Chapitre II. Entre désir et crainte

Comme on a pu s'en convaincre déjà par l'observation des composantes spatiales et temporelles, les trois récits analysés aménagent les conditions d'une perceptibilité de l'attente chez le lecteur ou le spectateur. Ce thème installe, en réalité, plus qu'un réseau de formes et de motifs dans l'œuvre de J. Gracq, ne cessant d'habiter tous ses livres. Tenter de saisir la portée du Roi pêcheur, du Rivage des Syrtes et d'Un balcon en forêt oblige donc à s'engager plus avant dans la voie ouverte par cette thématique. A l'endroit où nous sommes de notre étude, il va s'agir, à travers cette approche compréhensive, d'observer sous quelles formes et selon quelles modalités le thème se trouve orchestré dans les trois récits au point d’imprimer à ces œuvres leur structure et leur sens. Un "sens qui, on l'oublie trop, selon les propres mots de J. Gracq, est à la fois signification et direction" 164 . Tout en prenant comme repères les multiples objets qui sollicitent l'attente des protagonistes, l'attention se portera progressivement sur les principales figures dans lesquelles se dissémine et s'investit le thème.

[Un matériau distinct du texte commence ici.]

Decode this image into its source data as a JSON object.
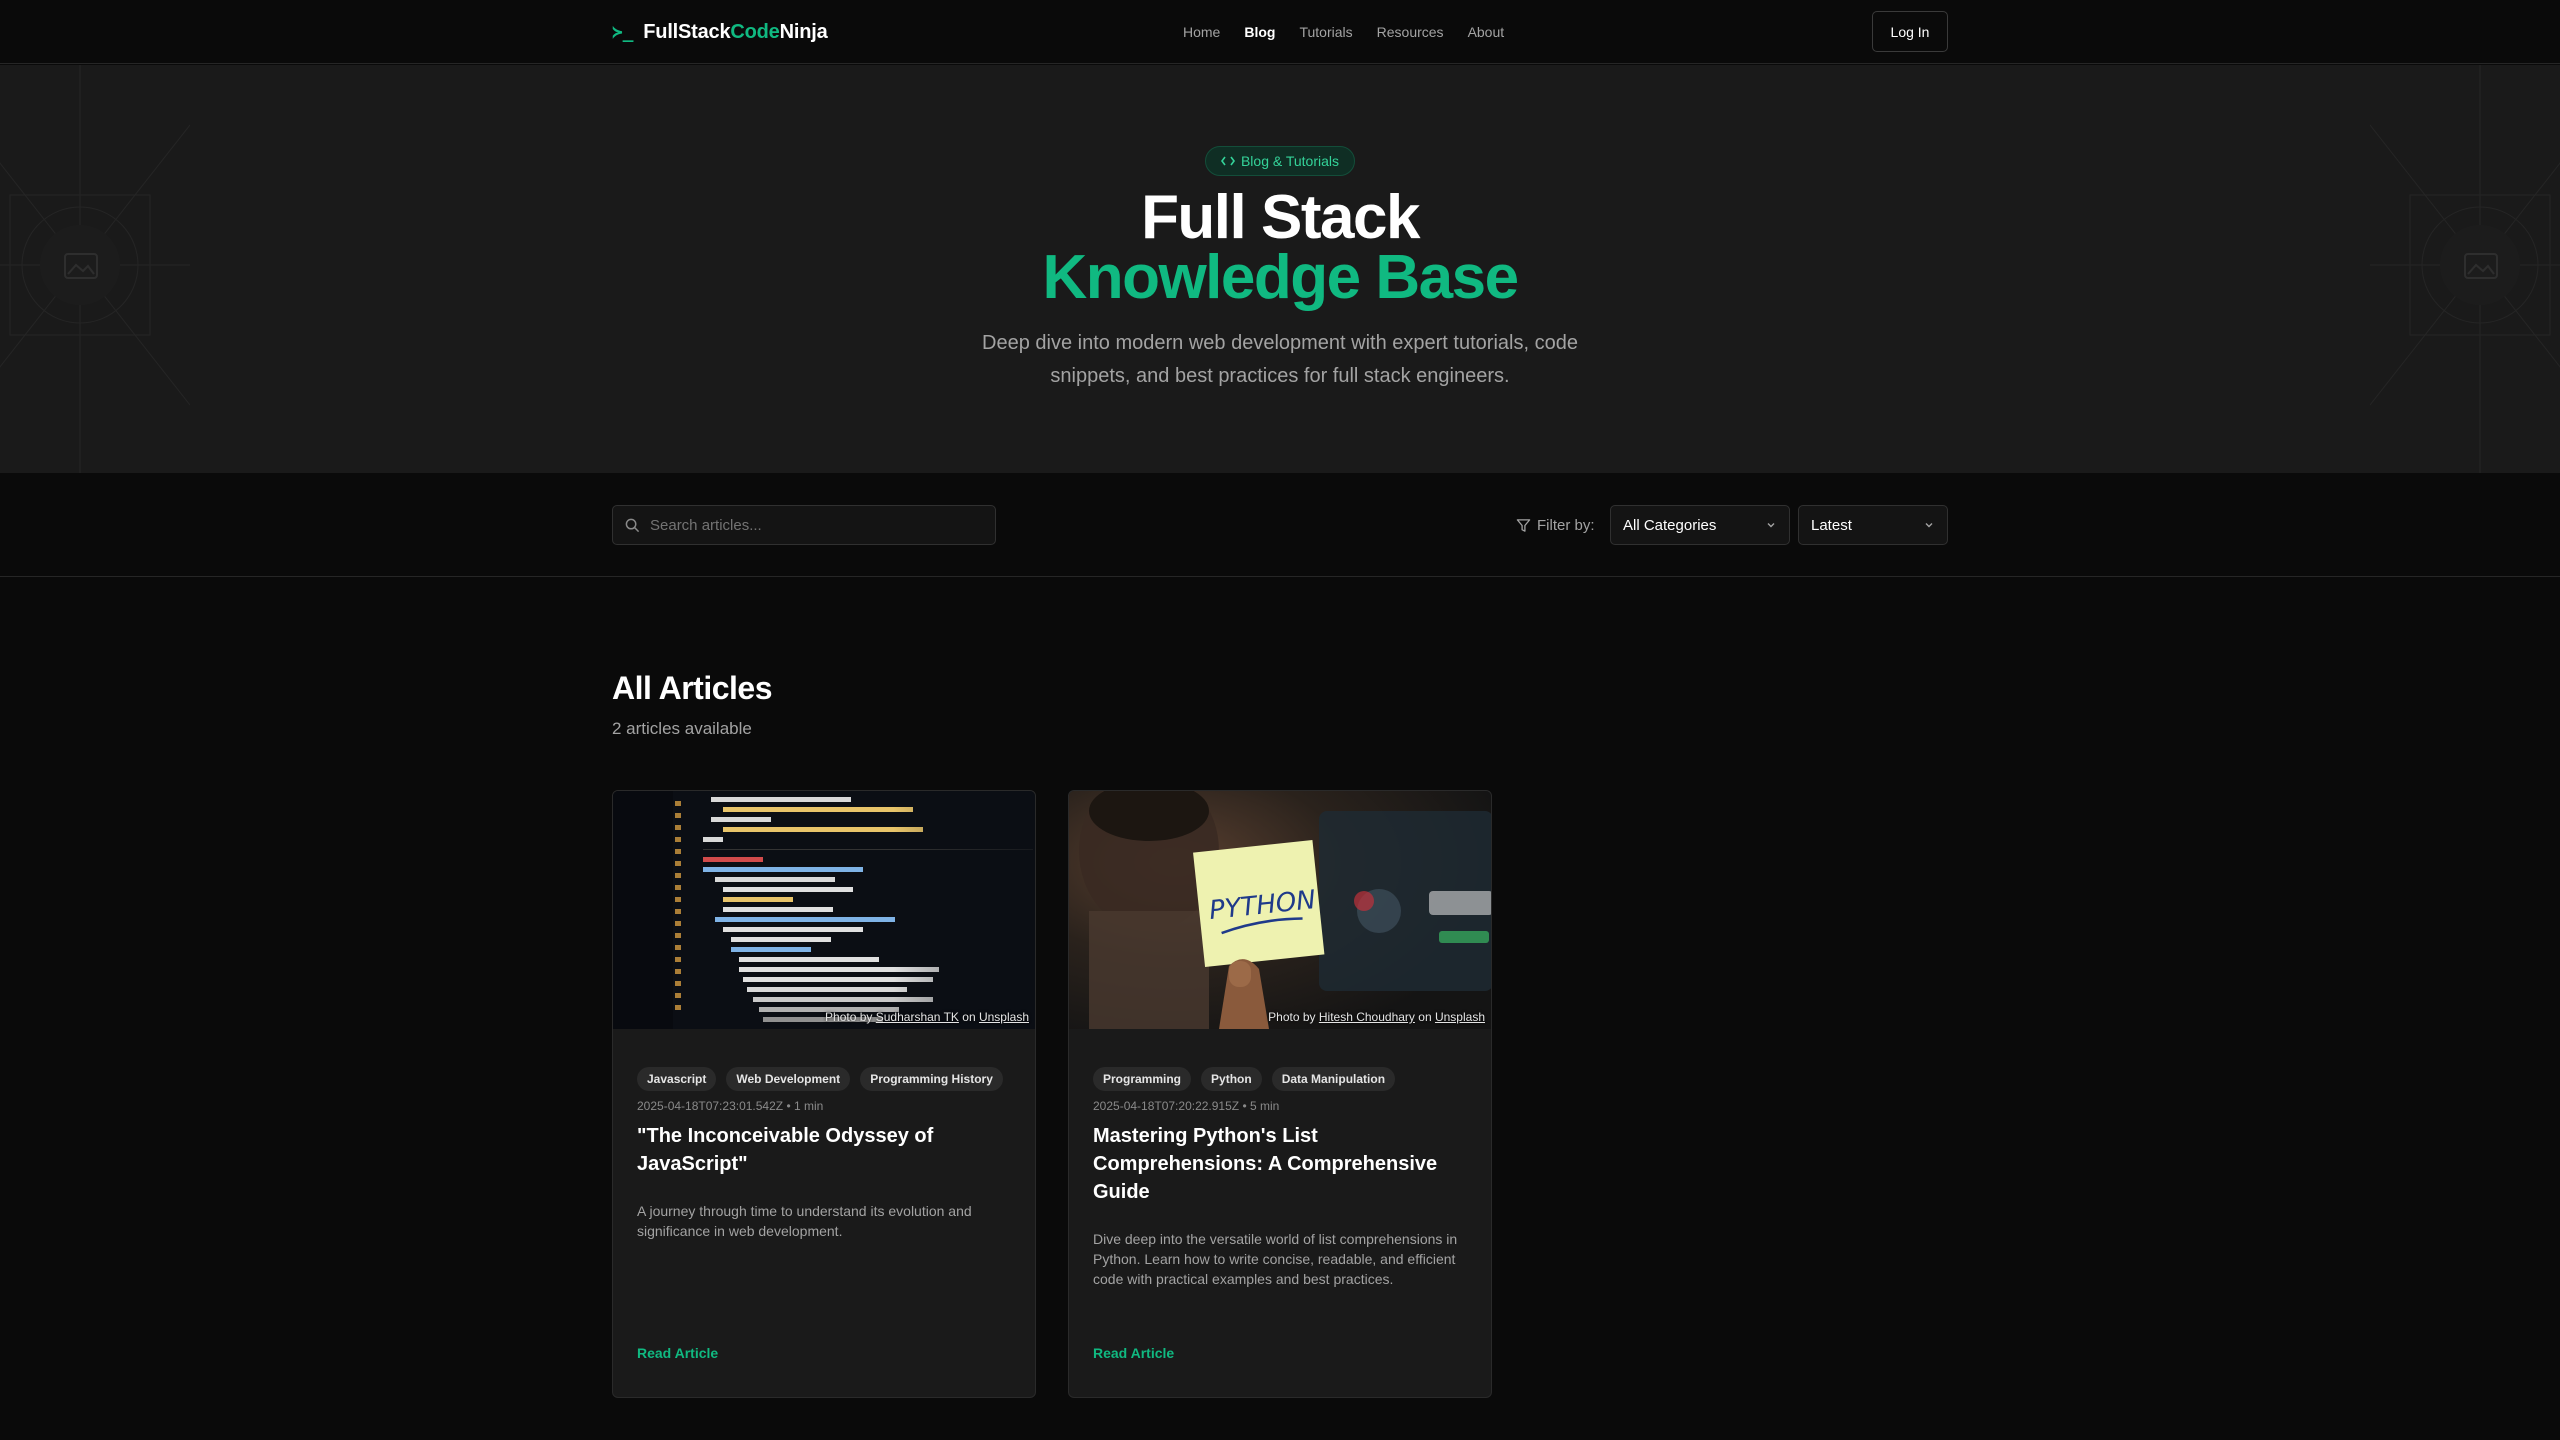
{
  "nav": {
    "brand": {
      "prompt": "≻_",
      "part1": "Full",
      "part2": "Stack",
      "part3": "Code",
      "part4": "Ninja"
    },
    "links": [
      "Home",
      "Blog",
      "Tutorials",
      "Resources",
      "About"
    ],
    "active": "Blog",
    "login_label": "Log In"
  },
  "hero": {
    "badge": "Blog & Tutorials",
    "title_line1": "Full Stack",
    "title_line2": "Knowledge Base",
    "description": "Deep dive into modern web development with expert tutorials, code snippets, and best practices for full stack engineers."
  },
  "filters": {
    "search_placeholder": "Search articles...",
    "filter_label": "Filter by:",
    "category_value": "All Categories",
    "sort_value": "Latest"
  },
  "articles_section": {
    "title": "All Articles",
    "count_text": "2 articles available"
  },
  "articles": [
    {
      "tags": [
        "Javascript",
        "Web Development",
        "Programming History"
      ],
      "meta": "2025-04-18T07:23:01.542Z • 1 min",
      "title": "\"The Inconceivable Odyssey of JavaScript\"",
      "description": "A journey through time to understand its evolution and significance in web development.",
      "credit_prefix": "Photo by",
      "credit_author": "Sudharshan TK",
      "credit_on": "on",
      "credit_site": "Unsplash",
      "read_label": "Read Article"
    },
    {
      "tags": [
        "Programming",
        "Python",
        "Data Manipulation"
      ],
      "meta": "2025-04-18T07:20:22.915Z • 5 min",
      "title": "Mastering Python's List Comprehensions: A Comprehensive Guide",
      "description": "Dive deep into the versatile world of list comprehensions in Python. Learn how to write concise, readable, and efficient code with practical examples and best practices.",
      "credit_prefix": "Photo by",
      "credit_author": "Hitesh Choudhary",
      "credit_on": "on",
      "credit_site": "Unsplash",
      "sticky_note_text": "PYTHON",
      "read_label": "Read Article"
    }
  ],
  "colors": {
    "accent": "#10b981",
    "background": "#0a0a0a",
    "hero_bg": "#1a1a1a"
  },
  "icons": {
    "brand": "terminal-prompt-icon",
    "search": "search-icon",
    "filter": "filter-icon",
    "select": "chevron-down-icon",
    "badge": "code-brackets-icon",
    "deco": "image-placeholder-icon"
  }
}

L'analyse d'une telle configuration thématique n'hésitera pas, au demeurant, à expliciter les visées, les positions ou les postures plus ou moins contradictoires qui sont celles des acteurs, sans entrer toutefois dans la composante proprement active des récits qui fera l'objet du chapitre suivant. Ces remarques faites, il conviendra alors d'observer comment la tension entre désir et crainte, qui constitue, selon notre hypothèse, la syntaxe fondamentale des trois récits, va jusqu'à modeler les horizons d'attente plus ou moins prévisibles qui sont ceux des acteurs eux-mêmes.

Notes
164.

Gracq (Julien), En lisant en écrivant, in Œuvres complètes, II, Bibl. de la Pléiade, Paris, Gallimard, 1995, p. 665.